Her new husband was loath to keep her.

And a wee wisp of a fawning she-cat was bound and determined to keep him!

“You will soon be sending her away. . . .” Amicia mimicked Janet’s trillings, her cheeks hot as flame despite the night’s cold.

She looked down at Boiny, knew heart-swelling gratitude for his company. “Did you hear her?” she asked him, her hand moving to knead the loose skin of his rough-coated shoulders. “Have you e’er seen such a display of well-honed wenchy wiles?”

Her pulse kicking up in agitation, she fussed with the fall of her cloak, silently cursed its heaviness. Pest and botheration, ne’er could any female save an undergrown, great-eyed beauty of delicate, nymphlike proportion pull off such an exhibition without appearing ludicrous.

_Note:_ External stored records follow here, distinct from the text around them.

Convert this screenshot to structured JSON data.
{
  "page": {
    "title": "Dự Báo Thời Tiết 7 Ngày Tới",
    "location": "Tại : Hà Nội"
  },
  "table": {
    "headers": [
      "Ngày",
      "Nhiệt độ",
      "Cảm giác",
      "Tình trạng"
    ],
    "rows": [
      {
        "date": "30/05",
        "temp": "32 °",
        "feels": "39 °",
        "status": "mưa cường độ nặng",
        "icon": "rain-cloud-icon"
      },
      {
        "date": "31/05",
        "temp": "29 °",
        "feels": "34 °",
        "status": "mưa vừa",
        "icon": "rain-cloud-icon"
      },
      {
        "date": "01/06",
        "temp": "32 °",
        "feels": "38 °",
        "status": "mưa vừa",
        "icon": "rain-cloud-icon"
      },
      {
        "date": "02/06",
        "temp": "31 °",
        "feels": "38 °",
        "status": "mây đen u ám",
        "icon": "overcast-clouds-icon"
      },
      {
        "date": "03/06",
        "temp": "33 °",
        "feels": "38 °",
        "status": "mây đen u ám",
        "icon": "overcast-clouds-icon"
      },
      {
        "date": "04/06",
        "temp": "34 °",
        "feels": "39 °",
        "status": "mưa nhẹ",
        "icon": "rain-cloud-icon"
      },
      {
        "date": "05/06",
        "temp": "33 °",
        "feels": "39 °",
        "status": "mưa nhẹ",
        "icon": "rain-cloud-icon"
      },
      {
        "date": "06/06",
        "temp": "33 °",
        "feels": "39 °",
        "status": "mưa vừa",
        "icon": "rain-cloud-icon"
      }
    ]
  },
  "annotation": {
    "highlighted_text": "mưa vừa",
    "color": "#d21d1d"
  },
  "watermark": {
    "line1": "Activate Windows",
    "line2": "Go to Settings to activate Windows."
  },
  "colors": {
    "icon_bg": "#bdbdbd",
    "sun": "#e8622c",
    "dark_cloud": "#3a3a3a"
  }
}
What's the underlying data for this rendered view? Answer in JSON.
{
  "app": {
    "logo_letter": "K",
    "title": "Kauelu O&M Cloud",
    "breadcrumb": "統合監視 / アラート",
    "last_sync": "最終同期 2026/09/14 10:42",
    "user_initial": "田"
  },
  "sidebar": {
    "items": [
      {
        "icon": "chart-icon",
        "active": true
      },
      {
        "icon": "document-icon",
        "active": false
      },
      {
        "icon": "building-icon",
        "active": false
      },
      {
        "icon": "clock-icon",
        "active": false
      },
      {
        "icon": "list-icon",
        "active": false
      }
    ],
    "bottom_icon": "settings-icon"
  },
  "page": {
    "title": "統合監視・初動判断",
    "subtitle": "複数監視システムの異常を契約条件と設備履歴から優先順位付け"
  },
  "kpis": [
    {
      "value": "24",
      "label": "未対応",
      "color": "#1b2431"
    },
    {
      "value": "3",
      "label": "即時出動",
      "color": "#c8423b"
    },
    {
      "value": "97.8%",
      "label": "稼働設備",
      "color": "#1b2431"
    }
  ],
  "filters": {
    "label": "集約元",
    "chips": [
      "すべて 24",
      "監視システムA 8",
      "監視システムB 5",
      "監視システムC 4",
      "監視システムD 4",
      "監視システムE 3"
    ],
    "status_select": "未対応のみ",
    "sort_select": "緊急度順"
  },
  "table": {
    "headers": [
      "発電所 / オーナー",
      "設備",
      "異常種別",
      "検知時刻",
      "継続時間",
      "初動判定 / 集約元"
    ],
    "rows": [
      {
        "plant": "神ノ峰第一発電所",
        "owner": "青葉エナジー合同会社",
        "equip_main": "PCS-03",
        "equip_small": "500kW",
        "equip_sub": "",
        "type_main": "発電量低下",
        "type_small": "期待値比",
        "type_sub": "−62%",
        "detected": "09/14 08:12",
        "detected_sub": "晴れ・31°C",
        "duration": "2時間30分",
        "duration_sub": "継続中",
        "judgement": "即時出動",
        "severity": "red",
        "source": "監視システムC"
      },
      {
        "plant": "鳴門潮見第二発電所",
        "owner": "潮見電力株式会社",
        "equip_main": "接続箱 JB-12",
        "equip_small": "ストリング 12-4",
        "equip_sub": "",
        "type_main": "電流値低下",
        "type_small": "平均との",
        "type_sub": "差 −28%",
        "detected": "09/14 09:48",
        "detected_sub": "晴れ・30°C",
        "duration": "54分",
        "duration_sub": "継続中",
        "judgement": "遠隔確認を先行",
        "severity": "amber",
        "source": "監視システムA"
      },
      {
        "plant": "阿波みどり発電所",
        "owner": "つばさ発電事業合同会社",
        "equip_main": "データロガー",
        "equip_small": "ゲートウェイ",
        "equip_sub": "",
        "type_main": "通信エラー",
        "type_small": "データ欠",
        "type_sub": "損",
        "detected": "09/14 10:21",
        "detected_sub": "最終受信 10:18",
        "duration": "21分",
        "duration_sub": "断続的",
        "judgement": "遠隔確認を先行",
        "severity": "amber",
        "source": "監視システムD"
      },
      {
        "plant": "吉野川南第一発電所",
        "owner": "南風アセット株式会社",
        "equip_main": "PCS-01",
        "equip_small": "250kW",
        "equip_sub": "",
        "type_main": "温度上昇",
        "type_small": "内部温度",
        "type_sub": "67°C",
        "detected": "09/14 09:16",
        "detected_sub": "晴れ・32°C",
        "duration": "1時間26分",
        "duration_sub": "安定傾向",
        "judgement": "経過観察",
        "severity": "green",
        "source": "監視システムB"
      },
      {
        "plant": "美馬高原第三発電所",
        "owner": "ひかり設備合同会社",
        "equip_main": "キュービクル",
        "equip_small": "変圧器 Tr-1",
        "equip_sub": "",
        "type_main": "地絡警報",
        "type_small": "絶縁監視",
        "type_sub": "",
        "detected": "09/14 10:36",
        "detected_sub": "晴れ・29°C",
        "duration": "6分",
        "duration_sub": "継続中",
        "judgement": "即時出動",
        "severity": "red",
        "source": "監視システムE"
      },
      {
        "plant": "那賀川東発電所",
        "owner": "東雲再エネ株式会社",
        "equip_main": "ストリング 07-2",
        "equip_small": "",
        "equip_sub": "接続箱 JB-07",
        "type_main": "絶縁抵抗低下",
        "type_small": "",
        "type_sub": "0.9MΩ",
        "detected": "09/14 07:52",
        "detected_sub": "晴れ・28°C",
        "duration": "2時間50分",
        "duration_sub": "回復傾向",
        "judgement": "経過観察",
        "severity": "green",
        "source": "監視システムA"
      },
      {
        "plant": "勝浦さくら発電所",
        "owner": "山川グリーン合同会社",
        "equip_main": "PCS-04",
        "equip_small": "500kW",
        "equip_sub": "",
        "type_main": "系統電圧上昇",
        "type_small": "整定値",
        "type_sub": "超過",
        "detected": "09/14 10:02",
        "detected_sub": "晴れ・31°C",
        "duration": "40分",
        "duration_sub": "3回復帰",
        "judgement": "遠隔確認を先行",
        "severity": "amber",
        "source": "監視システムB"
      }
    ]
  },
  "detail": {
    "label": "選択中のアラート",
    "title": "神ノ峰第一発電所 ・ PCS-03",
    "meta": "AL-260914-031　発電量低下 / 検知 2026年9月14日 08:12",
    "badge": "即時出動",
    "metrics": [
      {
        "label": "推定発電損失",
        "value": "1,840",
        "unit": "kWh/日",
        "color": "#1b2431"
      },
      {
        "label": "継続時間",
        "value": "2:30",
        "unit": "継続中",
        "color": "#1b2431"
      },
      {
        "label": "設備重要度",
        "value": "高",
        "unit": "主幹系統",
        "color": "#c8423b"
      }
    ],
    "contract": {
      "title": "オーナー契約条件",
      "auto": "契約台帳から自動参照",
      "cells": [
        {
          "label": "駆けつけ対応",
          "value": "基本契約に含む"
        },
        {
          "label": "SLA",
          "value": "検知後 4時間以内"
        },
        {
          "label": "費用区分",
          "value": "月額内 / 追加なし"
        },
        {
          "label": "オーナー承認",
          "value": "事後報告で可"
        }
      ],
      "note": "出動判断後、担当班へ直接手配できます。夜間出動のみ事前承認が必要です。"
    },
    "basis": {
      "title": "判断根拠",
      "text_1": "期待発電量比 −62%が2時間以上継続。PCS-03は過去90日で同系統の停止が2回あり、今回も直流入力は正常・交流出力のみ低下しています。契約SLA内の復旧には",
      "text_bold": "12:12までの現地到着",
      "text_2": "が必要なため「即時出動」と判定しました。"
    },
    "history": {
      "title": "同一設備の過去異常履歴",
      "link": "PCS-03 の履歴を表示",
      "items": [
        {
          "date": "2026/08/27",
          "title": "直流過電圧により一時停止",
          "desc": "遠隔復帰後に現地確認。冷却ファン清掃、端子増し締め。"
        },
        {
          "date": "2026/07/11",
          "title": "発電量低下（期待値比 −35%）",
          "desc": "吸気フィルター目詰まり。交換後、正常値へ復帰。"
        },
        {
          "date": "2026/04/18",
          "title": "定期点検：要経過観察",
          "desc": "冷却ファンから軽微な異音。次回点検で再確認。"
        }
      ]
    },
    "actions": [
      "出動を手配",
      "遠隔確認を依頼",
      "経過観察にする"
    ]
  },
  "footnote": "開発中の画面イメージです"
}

Ire churning inside her, she leaned harder against the icy-cold granite of the merlon. Constricting bands of ne’er before experienced doubts and inadequacies clamped fast round her rib cage, squeezing with a vengeance.

Over and over again, the younger woman’s simpering echoed in her mind, taunting her.

“A plague on her,” Amicia mumbled, frowning out at the tossing seas.

Faith, with her handsome height and bold form, as her brothers were fond of describing her, she could never coo and simper at a man—any man—without looking, and feeling, an utter fool.

An ungainly and awkward fool.

Sighing, she dashed a stray raindrop from her cheek. How could she compete with a nemesis whose waist she could span with her own two hands?

By being yourself and trusting your heart, the wind seemed to whisper, pausing in its racing fury to caress her cheek most gently.

Amicia blinked.

She tilted her head to listen, but naught else came.

Too much of an Isleswoman to discount such an urging, however faint or fleeting, she lifted her chin, shoved back the hood of her cloak.

The wind, once more speeding across the ramparts, tore at her hair and cooled her flushed cheeks, its buffeting might a welcome relief to the hot MacLean blood coursing through her veins.

A legacy she held in tight rein . . . most times.

Curbing it now—as best she could—she trailed her fingertips along the cold, damp stone of the crenel’s edge and considered her options.

Since time beyond memory, MacLean men were known to be blessed with all manner of traditions and enchantments to smooth their way to finding the ladies of their hearts.

MacLean women enjoyed no such boons.